Die Anforderungen und die Verantwortung die ich übernahm wuchsen stetig. Aber das ist normal bei dieser Krankheit.   Mein Respekt vor pflegenden Ehepartnern gleichen Alters wie der Erkrankte ist hoch. Welche Kraft muss es kosten,  sich um den erkrankten Partner ganz alleine zu kümmern - den man ja trotzdem nicht missen möchte?
 
 Aber auch die Auseinandersetzung mit dem Tod und  mit dem eigenen "Älter werden" führten mich zu der Frage, was wird eigentlich aus mir, wenn ich wirklich alt bin und womöglich selbst an Demenz erkranke? Wie will ich dann leben?  Wie will ich behandelt werden?  Wie will ich gepflegt werden - und von wem? 
 
 Da ich aus dem pädagogischen Kontext komme verstehe ich den Ansatz von Maria Montessori „Hilf mir, es selbst zu tun“ (und tu alles, um dies zu ermöglichen) bei der eigenen Arbeit als Leitsatz - und nicht anders möchte ich, dass man mit mir umgeht. 

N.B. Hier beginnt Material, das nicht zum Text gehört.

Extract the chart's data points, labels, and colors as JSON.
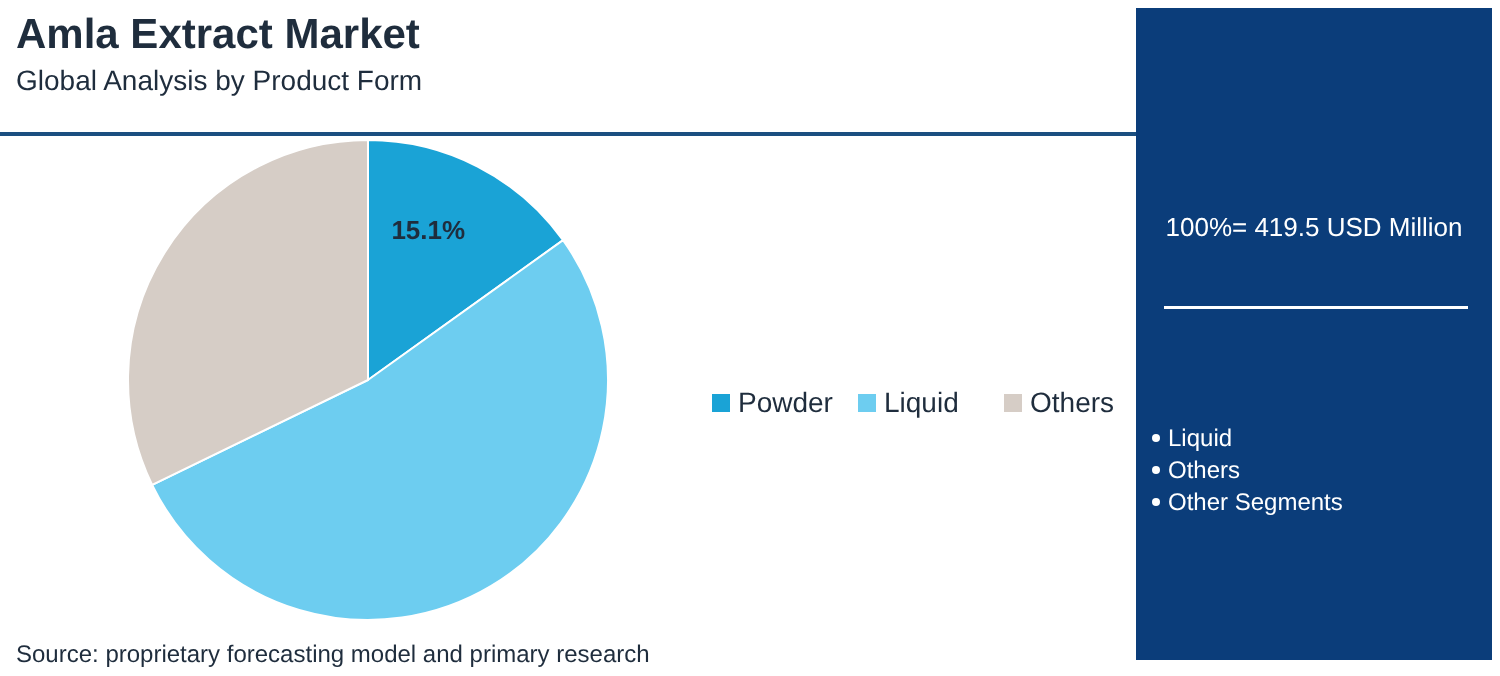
{
  "chart_data": {
    "type": "pie",
    "title": "Amla Extract Market",
    "subtitle": "Global Analysis by Product Form",
    "categories": [
      "Powder",
      "Liquid",
      "Others"
    ],
    "values": [
      15.1,
      52.7,
      32.2
    ],
    "colors": [
      "#1aa3d6",
      "#6dcdf0",
      "#d6cdc6"
    ],
    "value_labels": [
      "15.1%",
      null,
      null
    ],
    "legend": "right",
    "annotations": [
      "100%= 419.5 USD Million",
      "Liquid",
      "Others",
      "Other Segments",
      "Source: proprietary forecasting model and primary research"
    ]
  }
}
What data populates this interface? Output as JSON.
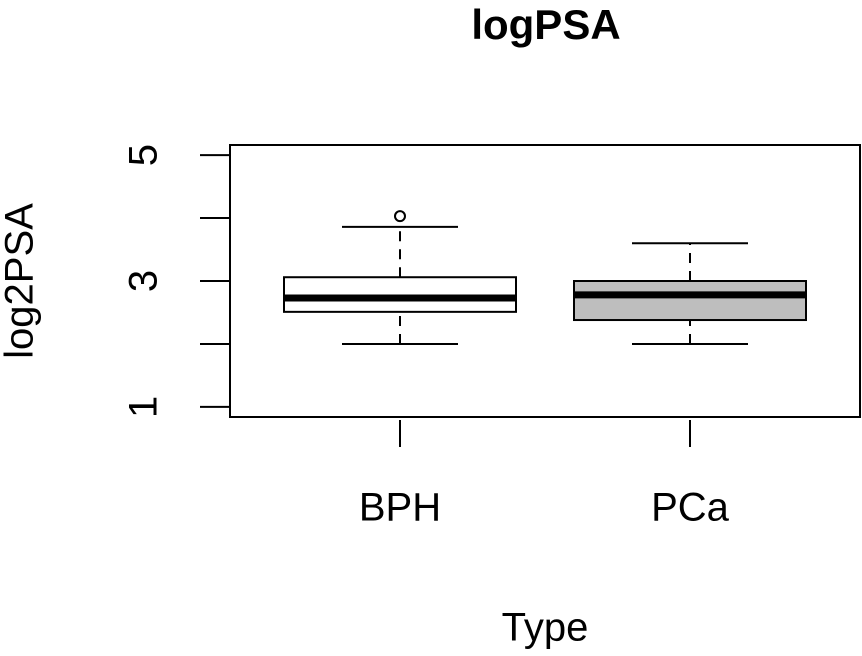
{
  "chart_data": {
    "type": "boxplot",
    "title": "logPSA",
    "x_label": "Type",
    "y_label": "log2PSA",
    "categories": [
      "BPH",
      "PCa"
    ],
    "boxes": [
      {
        "min": 2.0,
        "q1": 2.51,
        "median": 2.73,
        "q3": 3.06,
        "max": 3.86,
        "outliers": [
          4.03
        ],
        "color": "#ffffff"
      },
      {
        "min": 2.0,
        "q1": 2.38,
        "median": 2.78,
        "q3": 3.0,
        "max": 3.6,
        "outliers": [],
        "color": "#bebebe"
      }
    ],
    "ylim": [
      0.84,
      5.16
    ],
    "yticks": [
      1,
      {
        "value": 2,
        "label": null
      },
      3,
      {
        "value": 4,
        "label": null
      },
      5
    ]
  }
}
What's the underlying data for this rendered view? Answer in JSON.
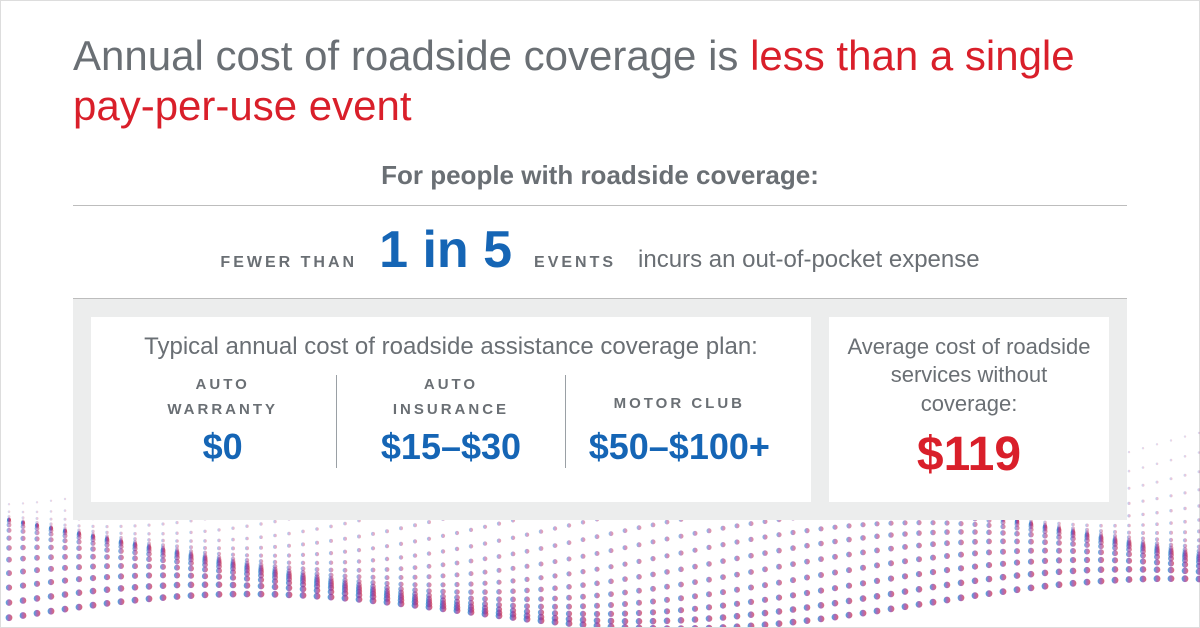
{
  "headline": {
    "part1": "Annual cost of roadside coverage is ",
    "accent": "less than a single pay-per-use event"
  },
  "subhead": "For people with roadside coverage:",
  "stat": {
    "fewer": "FEWER THAN",
    "ratio": "1 in 5",
    "events": "EVENTS",
    "tail": "incurs an out-of-pocket expense"
  },
  "leftCard": {
    "title": "Typical annual cost of roadside assistance coverage plan:",
    "cols": [
      {
        "labelA": "AUTO",
        "labelB": "WARRANTY",
        "price": "$0"
      },
      {
        "labelA": "AUTO",
        "labelB": "INSURANCE",
        "price": "$15–$30"
      },
      {
        "labelA": "MOTOR CLUB",
        "labelB": "",
        "price": "$50–$100+"
      }
    ]
  },
  "rightCard": {
    "title": "Average cost of roadside services without coverage:",
    "price": "$119"
  },
  "colors": {
    "gray": "#6a6f74",
    "blue": "#1565b5",
    "red": "#d91f2a",
    "panel": "#eceded"
  }
}
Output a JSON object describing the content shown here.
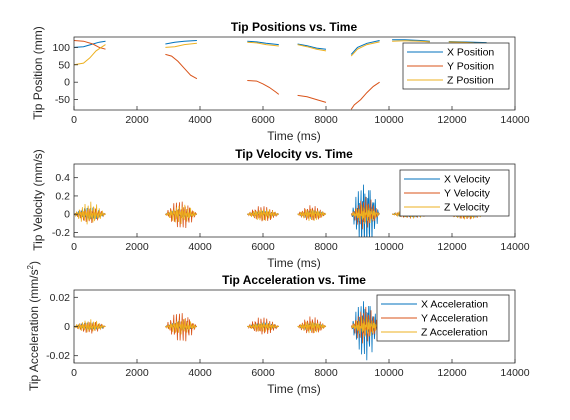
{
  "figure": {
    "background": "#ffffff",
    "series_colors": [
      "#0072BD",
      "#D95319",
      "#EDB120"
    ]
  },
  "chart_data": [
    {
      "type": "line",
      "title": "Tip Positions vs. Time",
      "xlabel": "Time (ms)",
      "ylabel": "Tip Position (mm)",
      "xlim": [
        0,
        14000
      ],
      "ylim": [
        -80,
        130
      ],
      "xticks": [
        0,
        2000,
        4000,
        6000,
        8000,
        10000,
        12000,
        14000
      ],
      "xtick_labels": [
        "0",
        "2000",
        "4000",
        "6000",
        "8000",
        "10000",
        "12000",
        "14000"
      ],
      "yticks": [
        -50,
        0,
        50,
        100
      ],
      "ytick_labels": [
        "-50",
        "0",
        "50",
        "100"
      ],
      "legend_position": "top-right",
      "series": [
        {
          "name": "X Position",
          "segments": [
            {
              "x": [
                0,
                300,
                600,
                800,
                1000
              ],
              "y": [
                100,
                102,
                110,
                115,
                118
              ]
            },
            {
              "x": [
                2900,
                3200,
                3500,
                3900
              ],
              "y": [
                110,
                115,
                118,
                120
              ]
            },
            {
              "x": [
                5500,
                5800,
                6100,
                6500
              ],
              "y": [
                118,
                116,
                112,
                108
              ]
            },
            {
              "x": [
                7100,
                7400,
                7700,
                8000
              ],
              "y": [
                110,
                105,
                98,
                95
              ]
            },
            {
              "x": [
                8800,
                9000,
                9300,
                9700
              ],
              "y": [
                80,
                100,
                112,
                120
              ]
            },
            {
              "x": [
                10100,
                10500,
                11000,
                11300
              ],
              "y": [
                122,
                122,
                120,
                118
              ]
            },
            {
              "x": [
                11900,
                12300,
                12700,
                13100
              ],
              "y": [
                117,
                116,
                115,
                114
              ]
            }
          ]
        },
        {
          "name": "Y Position",
          "segments": [
            {
              "x": [
                0,
                300,
                600,
                800,
                1000
              ],
              "y": [
                120,
                118,
                110,
                100,
                95
              ]
            },
            {
              "x": [
                2900,
                3100,
                3300,
                3500,
                3700,
                3900
              ],
              "y": [
                80,
                75,
                60,
                40,
                20,
                10
              ]
            },
            {
              "x": [
                5500,
                5800,
                6000,
                6200,
                6400,
                6500
              ],
              "y": [
                5,
                3,
                -5,
                -15,
                -28,
                -35
              ]
            },
            {
              "x": [
                7100,
                7400,
                7700,
                8000
              ],
              "y": [
                -38,
                -42,
                -50,
                -58
              ]
            },
            {
              "x": [
                8800,
                8900,
                9100,
                9300,
                9500,
                9700
              ],
              "y": [
                -78,
                -65,
                -50,
                -30,
                -12,
                0
              ]
            }
          ]
        },
        {
          "name": "Z Position",
          "segments": [
            {
              "x": [
                0,
                300,
                500,
                700,
                900,
                1000
              ],
              "y": [
                50,
                55,
                70,
                90,
                102,
                108
              ]
            },
            {
              "x": [
                2900,
                3200,
                3500,
                3900
              ],
              "y": [
                100,
                102,
                108,
                112
              ]
            },
            {
              "x": [
                5500,
                5800,
                6100,
                6500
              ],
              "y": [
                115,
                113,
                108,
                104
              ]
            },
            {
              "x": [
                7100,
                7400,
                7700,
                8000
              ],
              "y": [
                108,
                102,
                95,
                90
              ]
            },
            {
              "x": [
                8800,
                9000,
                9300,
                9700
              ],
              "y": [
                75,
                95,
                108,
                116
              ]
            },
            {
              "x": [
                10100,
                10500,
                11000,
                11300
              ],
              "y": [
                118,
                119,
                118,
                116
              ]
            },
            {
              "x": [
                11900,
                12300,
                12700,
                13100
              ],
              "y": [
                116,
                115,
                113,
                112
              ]
            }
          ]
        }
      ]
    },
    {
      "type": "line",
      "title": "Tip Velocity vs. Time",
      "xlabel": "Time (ms)",
      "ylabel": "Tip Velocity (mm/s)",
      "xlim": [
        0,
        14000
      ],
      "ylim": [
        -0.25,
        0.55
      ],
      "xticks": [
        0,
        2000,
        4000,
        6000,
        8000,
        10000,
        12000,
        14000
      ],
      "xtick_labels": [
        "0",
        "2000",
        "4000",
        "6000",
        "8000",
        "10000",
        "12000",
        "14000"
      ],
      "yticks": [
        -0.2,
        0,
        0.2,
        0.4
      ],
      "ytick_labels": [
        "-0.2",
        "0",
        "0.2",
        "0.4"
      ],
      "legend_position": "top-right",
      "series": [
        {
          "name": "X Velocity",
          "bursts": [
            {
              "start": 0,
              "end": 1000,
              "amp": 0.08
            },
            {
              "start": 2900,
              "end": 3900,
              "amp": 0.06
            },
            {
              "start": 5500,
              "end": 6500,
              "amp": 0.04
            },
            {
              "start": 7100,
              "end": 8000,
              "amp": 0.05
            },
            {
              "start": 8800,
              "end": 9700,
              "amp": 0.45
            },
            {
              "start": 10100,
              "end": 11300,
              "amp": 0.04
            },
            {
              "start": 11900,
              "end": 13100,
              "amp": 0.04
            }
          ]
        },
        {
          "name": "Y Velocity",
          "bursts": [
            {
              "start": 0,
              "end": 1000,
              "amp": 0.1
            },
            {
              "start": 2900,
              "end": 3900,
              "amp": 0.18
            },
            {
              "start": 5500,
              "end": 6500,
              "amp": 0.1
            },
            {
              "start": 7100,
              "end": 8000,
              "amp": 0.1
            },
            {
              "start": 8800,
              "end": 9700,
              "amp": 0.2
            },
            {
              "start": 10100,
              "end": 11300,
              "amp": 0.05
            },
            {
              "start": 11900,
              "end": 13100,
              "amp": 0.06
            }
          ]
        },
        {
          "name": "Z Velocity",
          "bursts": [
            {
              "start": 0,
              "end": 1000,
              "amp": 0.14
            },
            {
              "start": 2900,
              "end": 3900,
              "amp": 0.12
            },
            {
              "start": 5500,
              "end": 6500,
              "amp": 0.08
            },
            {
              "start": 7100,
              "end": 8000,
              "amp": 0.08
            },
            {
              "start": 8800,
              "end": 9700,
              "amp": 0.12
            },
            {
              "start": 10100,
              "end": 11300,
              "amp": 0.06
            },
            {
              "start": 11900,
              "end": 13100,
              "amp": 0.08
            }
          ]
        }
      ]
    },
    {
      "type": "line",
      "title": "Tip Acceleration vs. Time",
      "xlabel": "Time (ms)",
      "ylabel": "Tip Acceleration (mm/s^2)",
      "ylabel_main": "Tip Acceleration (mm/s",
      "ylabel_sup": "2",
      "ylabel_tail": ")",
      "xlim": [
        0,
        14000
      ],
      "ylim": [
        -0.025,
        0.025
      ],
      "xticks": [
        0,
        2000,
        4000,
        6000,
        8000,
        10000,
        12000,
        14000
      ],
      "xtick_labels": [
        "0",
        "2000",
        "4000",
        "6000",
        "8000",
        "10000",
        "12000",
        "14000"
      ],
      "yticks": [
        -0.02,
        0,
        0.02
      ],
      "ytick_labels": [
        "-0.02",
        "0",
        "0.02"
      ],
      "legend_position": "top-right",
      "series": [
        {
          "name": "X Acceleration",
          "bursts": [
            {
              "start": 0,
              "end": 1000,
              "amp": 0.003
            },
            {
              "start": 2900,
              "end": 3900,
              "amp": 0.004
            },
            {
              "start": 5500,
              "end": 6500,
              "amp": 0.003
            },
            {
              "start": 7100,
              "end": 8000,
              "amp": 0.003
            },
            {
              "start": 8800,
              "end": 9700,
              "amp": 0.024
            },
            {
              "start": 10100,
              "end": 11300,
              "amp": 0.002
            },
            {
              "start": 11900,
              "end": 13100,
              "amp": 0.002
            }
          ]
        },
        {
          "name": "Y Acceleration",
          "bursts": [
            {
              "start": 0,
              "end": 1000,
              "amp": 0.005
            },
            {
              "start": 2900,
              "end": 3900,
              "amp": 0.012
            },
            {
              "start": 5500,
              "end": 6500,
              "amp": 0.007
            },
            {
              "start": 7100,
              "end": 8000,
              "amp": 0.007
            },
            {
              "start": 8800,
              "end": 9700,
              "amp": 0.014
            },
            {
              "start": 10100,
              "end": 11300,
              "amp": 0.003
            },
            {
              "start": 11900,
              "end": 13100,
              "amp": 0.003
            }
          ]
        },
        {
          "name": "Z Acceleration",
          "bursts": [
            {
              "start": 0,
              "end": 1000,
              "amp": 0.005
            },
            {
              "start": 2900,
              "end": 3900,
              "amp": 0.006
            },
            {
              "start": 5500,
              "end": 6500,
              "amp": 0.004
            },
            {
              "start": 7100,
              "end": 8000,
              "amp": 0.005
            },
            {
              "start": 8800,
              "end": 9700,
              "amp": 0.008
            },
            {
              "start": 10100,
              "end": 11300,
              "amp": 0.003
            },
            {
              "start": 11900,
              "end": 13100,
              "amp": 0.004
            }
          ]
        }
      ]
    }
  ]
}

 Meine Mutter und viele andere Senioren mit einer Demenzerkrankung die ich in den letzten Jahren kennen lernen durfte, fühlen sich ganz besonders in einer Gemeinschaft wohl, haben besonderes Interesse an schönen Erlebnissen und gemeinsamen Singen, Bewegen und Essen. Meine Mutter kommt aus einer Familie mit vier Kindern und ist in einem Geschäftshaus groß geworden. Sie liebt die Geselligkeit.